Recombination events that produce oncogenic translocations, deletions, and other rearrangements frequently occur at or near Alu sequences in the genome [14]. Indeed, part of the Alu core sequence is similar to χ (Crossover Hot-spot Instigator [chi]) motifs in Escherichia coli that are thought to be sites of Rec-mediated recombination [46]. It has therefore been hypothesized that this site in an Alu element could be involved in binding proteins involved in HR [14]. Although there are many documented cases of Alu-Alu HR mediating germline deletion of DNA, specific examples of Alu-Alu recombination in somatic cells are rare [47], with the most famous example being the partial internal tandem duplications of part of the MLL gene found in cases of acute myeloid leukemia [48]. In addition, recombination between Alu elements has been detected in a translocation involving the TRE oncogene in Ewing's sarcoma [49].

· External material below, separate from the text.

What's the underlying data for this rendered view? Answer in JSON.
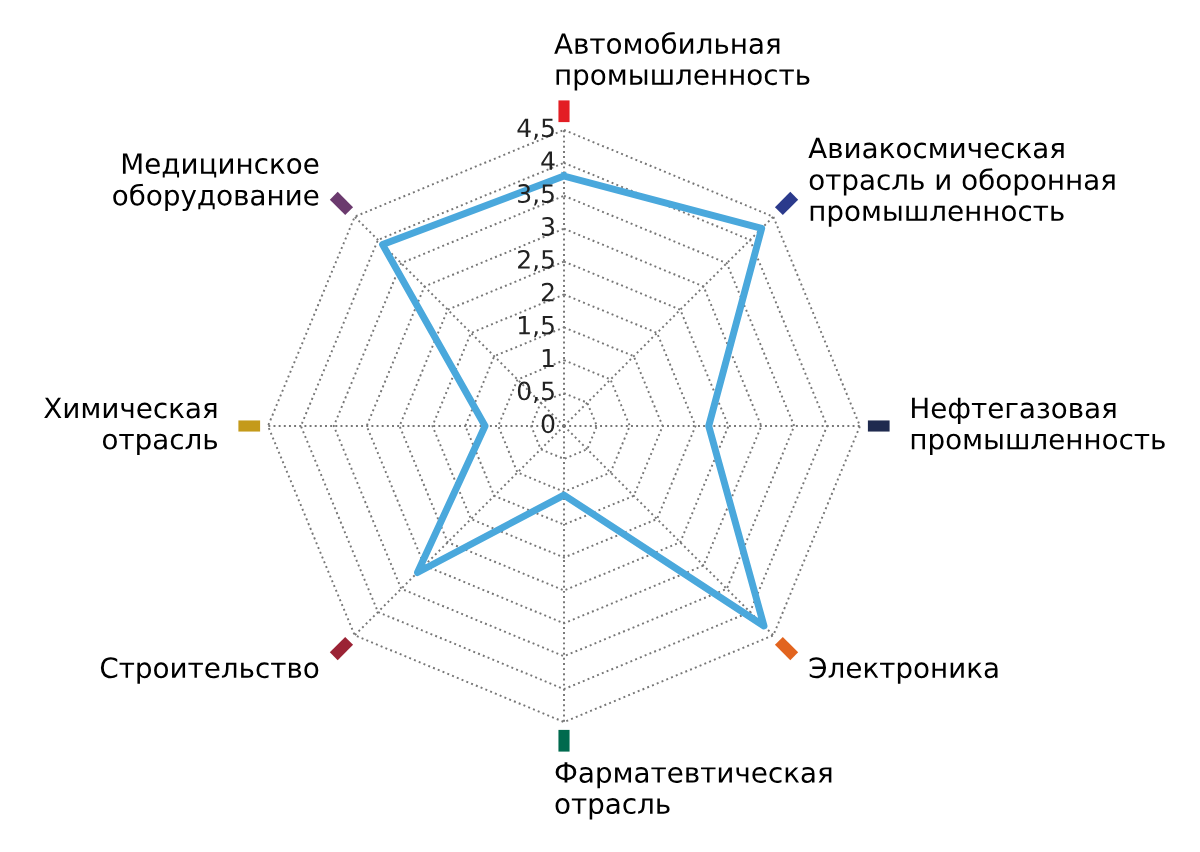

Although many cancer-associated translocations have breakpoints in or near Alu elements, the sequences found at the fusion sites do not indicate that HR has occurred [14, 47]. To investigate how Alu elements can influence translocation formation, a system was developed to monitor translocation formation in murine embryonic stem cells [50]. This was accomplished by knocking in two constructs into opposite chromosomes in embryonic stem cells. Each chromosome contained parts of drug resistance markers and part of an Alu element. Because it is believed that most translocations are initiated by formation of double strand breaks [51], both constructs contain a recognition site for the SceI restriction endonuclease. The SceI recognition site is not found naturally anywhere in the mouse genome, so expression of the SceI restriction enzyme will result in double strand break formation only at the sites introduced into the genome. Translocations following SceI-induced double strand break formation would bring the two halves of the drug resistance markers together, allowing drug resistance to be used as a readout for translocation formation. Furthermore, by sequencing the translocation junction from drug resistant cells, the mechanism of DNA repair can be inferred. Repair after DNA double strand break formation can occur via HR, NHEJ, or single strand annealing (SSA). SSA does involve homologous sequences, but involves annealing of homologous sequences and not the strand invasion that is a part of HR [52].

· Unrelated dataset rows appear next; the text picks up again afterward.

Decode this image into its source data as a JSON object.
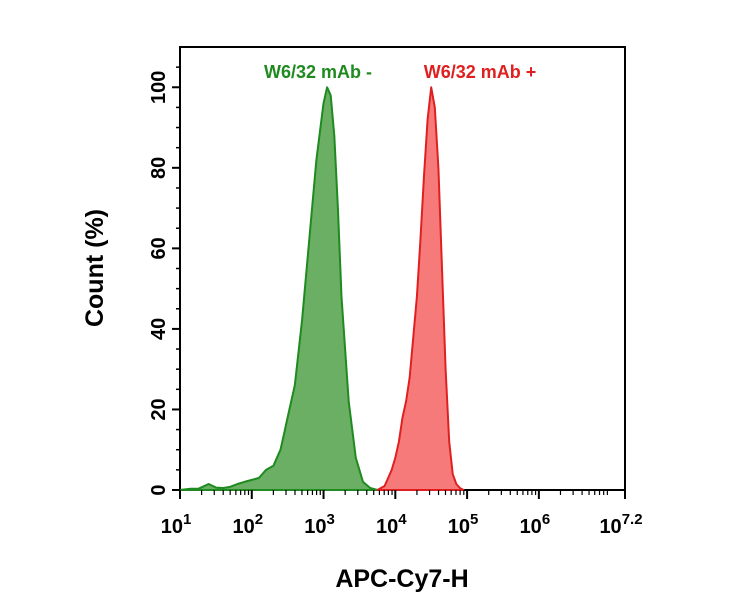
{
  "chart_data": {
    "type": "area",
    "xlabel": "APC-Cy7-H",
    "ylabel": "Count  (%)",
    "x_scale": "log10",
    "xlim": [
      10,
      15848931.92
    ],
    "ylim": [
      0,
      110
    ],
    "x_ticks": [
      {
        "value": 10,
        "base": "10",
        "exp": "1"
      },
      {
        "value": 100,
        "base": "10",
        "exp": "2"
      },
      {
        "value": 1000,
        "base": "10",
        "exp": "3"
      },
      {
        "value": 10000,
        "base": "10",
        "exp": "4"
      },
      {
        "value": 100000,
        "base": "10",
        "exp": "5"
      },
      {
        "value": 1000000,
        "base": "10",
        "exp": "6"
      },
      {
        "value": 15848931.92,
        "base": "10",
        "exp": "7.2"
      }
    ],
    "y_ticks": [
      0,
      20,
      40,
      60,
      80,
      100
    ],
    "series": [
      {
        "name": "W6/32 mAb -",
        "color": "#1f8a1f",
        "fill": "#6aaf63",
        "x": [
          10,
          14,
          18,
          25,
          32,
          40,
          50,
          63,
          79,
          100,
          126,
          158,
          200,
          224,
          251,
          282,
          316,
          398,
          501,
          631,
          794,
          1000,
          1122,
          1259,
          1413,
          1585,
          1778,
          2239,
          2818,
          3548,
          4467,
          5623
        ],
        "y": [
          0,
          0.3,
          0.3,
          1.5,
          0.6,
          0.5,
          0.8,
          1.5,
          2,
          2.5,
          3,
          5,
          6,
          8,
          10,
          14,
          18,
          26,
          42,
          62,
          82,
          96,
          100,
          98,
          88,
          70,
          48,
          22,
          8,
          2,
          0.5,
          0
        ]
      },
      {
        "name": "W6/32 mAb +",
        "color": "#e02020",
        "fill": "#f77a7a",
        "x": [
          5623,
          7079,
          8913,
          10000,
          11220,
          12589,
          14125,
          15849,
          17783,
          19953,
          22387,
          25119,
          28184,
          31623,
          35481,
          39811,
          44668,
          50119,
          56234,
          63096,
          70795,
          79433,
          89125
        ],
        "y": [
          0,
          1,
          5,
          8,
          12,
          18,
          22,
          28,
          38,
          48,
          62,
          78,
          92,
          100,
          95,
          80,
          55,
          30,
          12,
          4,
          1.5,
          0.5,
          0
        ]
      }
    ]
  }
}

Using this system, it was determined that the presence of Alu elements near the induced double strand break does not appreciably influence the rate at which translocations are formed [47, 50, 53]. However, Alu elements can influence the type of DNA repair that occurs. The presence of identical Alu sequence on both chromosomes results in repair due to SSA, whereas NHEJ predominates in the presence of divergent Alu sequences [50]. This evidence from embryonic stem cells supports the observation that although translocations in cancer cells may form near or in Alu elements, they rarely contain junction sequences that imply direct Alu-Alu homologous recombination [14, 47]. However, the embryonic stem system contains artificial sites for DNA double strand break formation and translocation, and it remains to be determined whether similar results are obtained when sequences from the sites of frequent chromosomal translocations are used.

Conclusion

Clearly, the presence of transposable elements can generate heritable mutations or chromosomal rearrangements, some of which become fixed over evolutionary time scales. However, the recent observation that transposable elements are active in somatic cells opens the possibility that transposable elements can generate diversity among somatic cells with the same genome. The nature of this diversity includes upregulated expression of transposon proteins, which could affect endogenous gene regulation. The process of transposition by retrotransposons may create insertion mutations that influence neural differentiation or cause cancer. The very high copy number of Alu elements provides substrate to influence the outcomes of repair of double strand breaks that result in chromosomal translocations. These and other data indicate that transposons cannot be ignored as important factors that influence the behavior of somatic cells in the human genome.